A welcome return to Auckland for international students
1 June 2021
Nicole Hayton began her doctoral studies with the University of Auckland from her home in Scotland during the Covid-19 pandemic.
When Nicole first enrolled as a doctoral candidate in the University of Auckland’s School of Environment, she could not predict the curveball life was about to throw her.
Just three days before her flight from Scotland to New Zealand to commence her PhD in March 2020, the New Zealand border closed due to the global pandemic and Nicole had to adapt quickly to her new reality.
“Being in Scotland in 2020 was crazy. We were in a lockdown for almost a whole year, which prevented us from meeting with family and friends and from travelling. Starting my PhD remotely was a little daunting as I couldn’t be on campus and I couldn’t speak with my supervisor or lab group face to face.”
Nicole’s research will focus on the behavioural responses in fish driven by emerging contaminants. Although making a start on her project from outside New Zealand was challenging, Nicole received a lot of support from her fellow doctoral candidates and from the academic staff at the University of Auckland.
“My supervisor, Associate Professor Kevin Simon, has been great. We have had weekly meetings over Zoom for the past year, where we discussed my project and I received feedback on various written pieces of work. I also attended lab meetings weekly with my supervisor and lab group over Zoom which helped me get to know everyone and has made the transition to being here in person really smooth.”
Life is great here. It’s good to meet new people face to face, go out to restaurants and bars again and to have the freedom to travel within New Zealand. It’s also great to be on campus and get started on the practical component of my research.
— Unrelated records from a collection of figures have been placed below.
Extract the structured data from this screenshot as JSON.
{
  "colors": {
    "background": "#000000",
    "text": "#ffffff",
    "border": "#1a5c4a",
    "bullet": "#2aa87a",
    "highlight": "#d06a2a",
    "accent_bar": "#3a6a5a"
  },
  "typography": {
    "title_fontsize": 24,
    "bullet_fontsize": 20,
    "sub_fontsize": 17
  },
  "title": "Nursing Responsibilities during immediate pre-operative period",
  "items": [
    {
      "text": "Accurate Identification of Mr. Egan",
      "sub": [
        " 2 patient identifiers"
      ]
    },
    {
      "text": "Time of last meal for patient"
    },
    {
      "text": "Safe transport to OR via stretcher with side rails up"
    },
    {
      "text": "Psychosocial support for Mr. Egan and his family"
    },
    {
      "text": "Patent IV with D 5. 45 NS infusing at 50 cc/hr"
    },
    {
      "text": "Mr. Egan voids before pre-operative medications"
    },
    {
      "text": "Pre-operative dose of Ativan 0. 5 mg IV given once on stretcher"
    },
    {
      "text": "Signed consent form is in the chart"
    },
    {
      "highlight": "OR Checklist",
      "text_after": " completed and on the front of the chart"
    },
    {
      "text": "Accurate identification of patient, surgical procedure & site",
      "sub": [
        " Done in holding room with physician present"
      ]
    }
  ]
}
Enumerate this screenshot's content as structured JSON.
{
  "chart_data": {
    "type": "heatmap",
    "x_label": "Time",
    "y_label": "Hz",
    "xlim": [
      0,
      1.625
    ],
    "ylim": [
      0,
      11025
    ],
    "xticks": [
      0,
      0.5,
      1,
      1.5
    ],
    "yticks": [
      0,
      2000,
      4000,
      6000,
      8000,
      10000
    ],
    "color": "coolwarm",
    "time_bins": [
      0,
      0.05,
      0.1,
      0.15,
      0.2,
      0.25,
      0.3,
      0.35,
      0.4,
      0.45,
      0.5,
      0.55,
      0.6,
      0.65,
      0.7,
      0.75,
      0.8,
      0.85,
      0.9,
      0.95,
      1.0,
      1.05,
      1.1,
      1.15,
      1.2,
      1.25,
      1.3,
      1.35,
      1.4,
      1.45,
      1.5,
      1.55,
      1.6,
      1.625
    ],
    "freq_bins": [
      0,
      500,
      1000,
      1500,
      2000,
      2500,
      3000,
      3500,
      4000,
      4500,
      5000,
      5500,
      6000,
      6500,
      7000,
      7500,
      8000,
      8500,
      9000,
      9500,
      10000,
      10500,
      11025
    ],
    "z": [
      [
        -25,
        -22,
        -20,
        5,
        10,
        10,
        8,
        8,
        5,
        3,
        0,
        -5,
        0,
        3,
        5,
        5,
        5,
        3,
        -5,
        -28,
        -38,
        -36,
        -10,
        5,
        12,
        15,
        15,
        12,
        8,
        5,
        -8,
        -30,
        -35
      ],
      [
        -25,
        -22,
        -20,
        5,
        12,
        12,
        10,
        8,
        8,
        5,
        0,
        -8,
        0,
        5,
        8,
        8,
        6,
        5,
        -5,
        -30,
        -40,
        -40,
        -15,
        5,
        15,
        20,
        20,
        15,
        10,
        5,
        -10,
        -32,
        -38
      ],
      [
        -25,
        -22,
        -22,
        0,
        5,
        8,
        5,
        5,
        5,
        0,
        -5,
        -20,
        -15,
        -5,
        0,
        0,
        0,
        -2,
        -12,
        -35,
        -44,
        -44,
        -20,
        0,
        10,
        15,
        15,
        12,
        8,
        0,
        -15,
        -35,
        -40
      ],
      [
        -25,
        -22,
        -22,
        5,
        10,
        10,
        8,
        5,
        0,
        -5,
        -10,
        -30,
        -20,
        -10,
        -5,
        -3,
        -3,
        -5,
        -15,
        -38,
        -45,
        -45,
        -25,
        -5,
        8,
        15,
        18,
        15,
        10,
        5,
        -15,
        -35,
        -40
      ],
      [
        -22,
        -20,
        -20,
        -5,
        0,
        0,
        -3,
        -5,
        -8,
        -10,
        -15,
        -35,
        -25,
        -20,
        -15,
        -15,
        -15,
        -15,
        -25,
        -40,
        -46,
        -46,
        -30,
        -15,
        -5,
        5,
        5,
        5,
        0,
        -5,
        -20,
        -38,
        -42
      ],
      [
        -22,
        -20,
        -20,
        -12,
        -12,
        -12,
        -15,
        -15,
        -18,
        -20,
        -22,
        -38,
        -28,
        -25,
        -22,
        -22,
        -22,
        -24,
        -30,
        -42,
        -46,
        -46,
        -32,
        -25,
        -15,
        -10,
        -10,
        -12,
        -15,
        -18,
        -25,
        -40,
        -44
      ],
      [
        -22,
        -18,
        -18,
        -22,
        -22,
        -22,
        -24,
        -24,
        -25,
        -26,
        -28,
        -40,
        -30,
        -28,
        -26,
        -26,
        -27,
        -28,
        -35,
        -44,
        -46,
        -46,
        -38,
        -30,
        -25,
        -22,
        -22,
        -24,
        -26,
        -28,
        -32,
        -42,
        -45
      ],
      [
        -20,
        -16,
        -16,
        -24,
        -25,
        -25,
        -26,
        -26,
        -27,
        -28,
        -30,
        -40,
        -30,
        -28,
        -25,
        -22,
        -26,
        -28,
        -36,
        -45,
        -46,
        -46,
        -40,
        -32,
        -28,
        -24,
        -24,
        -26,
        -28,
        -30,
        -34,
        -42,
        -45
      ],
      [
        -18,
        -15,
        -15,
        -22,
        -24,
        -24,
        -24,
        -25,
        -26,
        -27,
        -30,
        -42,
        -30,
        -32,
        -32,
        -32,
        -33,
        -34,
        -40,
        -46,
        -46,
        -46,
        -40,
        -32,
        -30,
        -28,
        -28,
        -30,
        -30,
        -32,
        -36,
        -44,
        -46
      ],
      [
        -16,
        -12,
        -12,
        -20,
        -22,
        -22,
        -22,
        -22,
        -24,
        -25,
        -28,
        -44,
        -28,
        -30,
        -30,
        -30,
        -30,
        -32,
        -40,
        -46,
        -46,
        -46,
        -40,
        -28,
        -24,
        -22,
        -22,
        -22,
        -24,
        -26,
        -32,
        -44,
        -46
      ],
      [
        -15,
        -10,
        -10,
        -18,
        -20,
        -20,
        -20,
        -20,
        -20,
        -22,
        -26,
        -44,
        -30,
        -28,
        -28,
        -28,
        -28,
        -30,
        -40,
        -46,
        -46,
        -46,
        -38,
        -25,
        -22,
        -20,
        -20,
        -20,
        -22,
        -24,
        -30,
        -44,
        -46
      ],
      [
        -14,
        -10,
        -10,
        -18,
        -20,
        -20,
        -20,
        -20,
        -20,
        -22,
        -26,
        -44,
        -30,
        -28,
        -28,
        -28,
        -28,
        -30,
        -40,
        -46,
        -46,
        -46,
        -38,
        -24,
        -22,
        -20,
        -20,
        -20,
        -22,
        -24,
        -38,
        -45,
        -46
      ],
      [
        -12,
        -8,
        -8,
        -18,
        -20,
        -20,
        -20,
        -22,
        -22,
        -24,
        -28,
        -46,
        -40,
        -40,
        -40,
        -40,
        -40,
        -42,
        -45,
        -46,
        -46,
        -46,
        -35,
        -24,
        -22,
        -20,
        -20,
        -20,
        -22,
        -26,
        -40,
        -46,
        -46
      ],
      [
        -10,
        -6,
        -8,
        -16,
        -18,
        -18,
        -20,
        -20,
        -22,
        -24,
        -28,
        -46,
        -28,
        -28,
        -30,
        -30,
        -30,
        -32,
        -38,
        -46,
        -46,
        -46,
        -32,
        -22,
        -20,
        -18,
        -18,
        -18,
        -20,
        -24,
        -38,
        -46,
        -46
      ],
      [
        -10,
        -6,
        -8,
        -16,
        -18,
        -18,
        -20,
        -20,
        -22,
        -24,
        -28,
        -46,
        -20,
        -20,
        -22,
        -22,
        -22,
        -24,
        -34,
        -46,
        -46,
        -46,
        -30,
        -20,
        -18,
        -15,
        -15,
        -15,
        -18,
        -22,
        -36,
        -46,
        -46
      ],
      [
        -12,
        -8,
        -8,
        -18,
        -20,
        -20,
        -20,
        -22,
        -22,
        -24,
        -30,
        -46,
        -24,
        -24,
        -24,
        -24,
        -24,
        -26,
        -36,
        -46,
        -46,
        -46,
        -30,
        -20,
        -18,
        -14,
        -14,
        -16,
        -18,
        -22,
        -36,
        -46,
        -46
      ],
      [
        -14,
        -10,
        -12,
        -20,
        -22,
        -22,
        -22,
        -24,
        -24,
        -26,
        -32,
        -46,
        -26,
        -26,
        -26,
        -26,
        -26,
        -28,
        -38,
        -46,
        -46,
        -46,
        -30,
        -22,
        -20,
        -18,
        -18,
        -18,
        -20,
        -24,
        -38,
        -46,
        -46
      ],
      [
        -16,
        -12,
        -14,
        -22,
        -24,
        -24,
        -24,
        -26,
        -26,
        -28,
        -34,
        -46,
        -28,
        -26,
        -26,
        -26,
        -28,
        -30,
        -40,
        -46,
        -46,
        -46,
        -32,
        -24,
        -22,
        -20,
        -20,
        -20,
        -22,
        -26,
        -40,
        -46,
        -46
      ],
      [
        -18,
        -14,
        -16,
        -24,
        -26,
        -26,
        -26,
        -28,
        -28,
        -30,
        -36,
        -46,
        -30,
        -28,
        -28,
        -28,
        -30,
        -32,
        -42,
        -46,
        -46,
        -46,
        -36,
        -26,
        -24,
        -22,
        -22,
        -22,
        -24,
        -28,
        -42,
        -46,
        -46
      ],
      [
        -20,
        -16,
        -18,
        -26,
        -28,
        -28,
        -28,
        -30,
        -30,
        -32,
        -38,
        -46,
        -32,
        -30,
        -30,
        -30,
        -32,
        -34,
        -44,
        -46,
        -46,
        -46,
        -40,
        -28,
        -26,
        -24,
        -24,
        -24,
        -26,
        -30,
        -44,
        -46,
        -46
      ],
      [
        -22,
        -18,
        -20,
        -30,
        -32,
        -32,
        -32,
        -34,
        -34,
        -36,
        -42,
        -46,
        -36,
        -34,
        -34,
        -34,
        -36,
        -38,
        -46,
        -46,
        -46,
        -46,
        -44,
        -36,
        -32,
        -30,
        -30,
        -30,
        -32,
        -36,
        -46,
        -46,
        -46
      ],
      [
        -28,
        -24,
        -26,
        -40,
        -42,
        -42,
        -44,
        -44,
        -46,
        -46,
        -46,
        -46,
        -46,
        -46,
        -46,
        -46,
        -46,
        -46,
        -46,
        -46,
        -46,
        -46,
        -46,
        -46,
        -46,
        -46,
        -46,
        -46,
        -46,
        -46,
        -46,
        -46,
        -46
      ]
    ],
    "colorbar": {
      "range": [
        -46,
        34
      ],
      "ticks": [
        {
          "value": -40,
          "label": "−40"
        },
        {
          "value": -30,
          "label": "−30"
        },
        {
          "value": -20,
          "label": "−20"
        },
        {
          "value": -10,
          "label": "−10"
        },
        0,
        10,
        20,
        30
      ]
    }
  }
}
Nicole was able to enter New Zealand in 2021 as part of the New Zealand government’s border exception category for international PhD and postgraduate students. The new category, announced in October 2020, opened up the chance for 250 international students to enter New Zealand to continue their studies.
Minister of Education Chris Hipkins said the decision recognised “the vital role international education will play in the recovery and rebuild of New Zealand and the need to continue the fight against the pandemic.”
Nicole made the long-awaited transition to New Zealand in February this year, completing her required two-week stay in managed isolation and quarantine before emerging into the final few days of Auckland’s summer.
“MIQ was honestly not too bad – I was put up in a really nice hotel which definitely helped. Getting out after the two weeks was amazing. It’s my first time in Auckland so getting to know the city and even just being in a country where life is relatively normal has been great.”
Three months in and Nicole has adjusted to life in Auckland with ease. She is making the most of what the city has to offer, and is enjoying being on campus at the University.
“I love that in Auckland you get the benefits of living in a city while having easy access to so much nature. All the beaches, parks and nature reserves make Auckland a really nice city to live in, and the electric scooters are also really fun!”
“Life is great here. It’s good to meet new people face to face, go out to restaurants and bars again and to have the freedom to travel within New Zealand. It’s also great to be on campus and get started on the practical component of my research. I hope that my research will contribute towards understanding estrogenic pollution in freshwater ecosystems and ultimately protecting these systems.”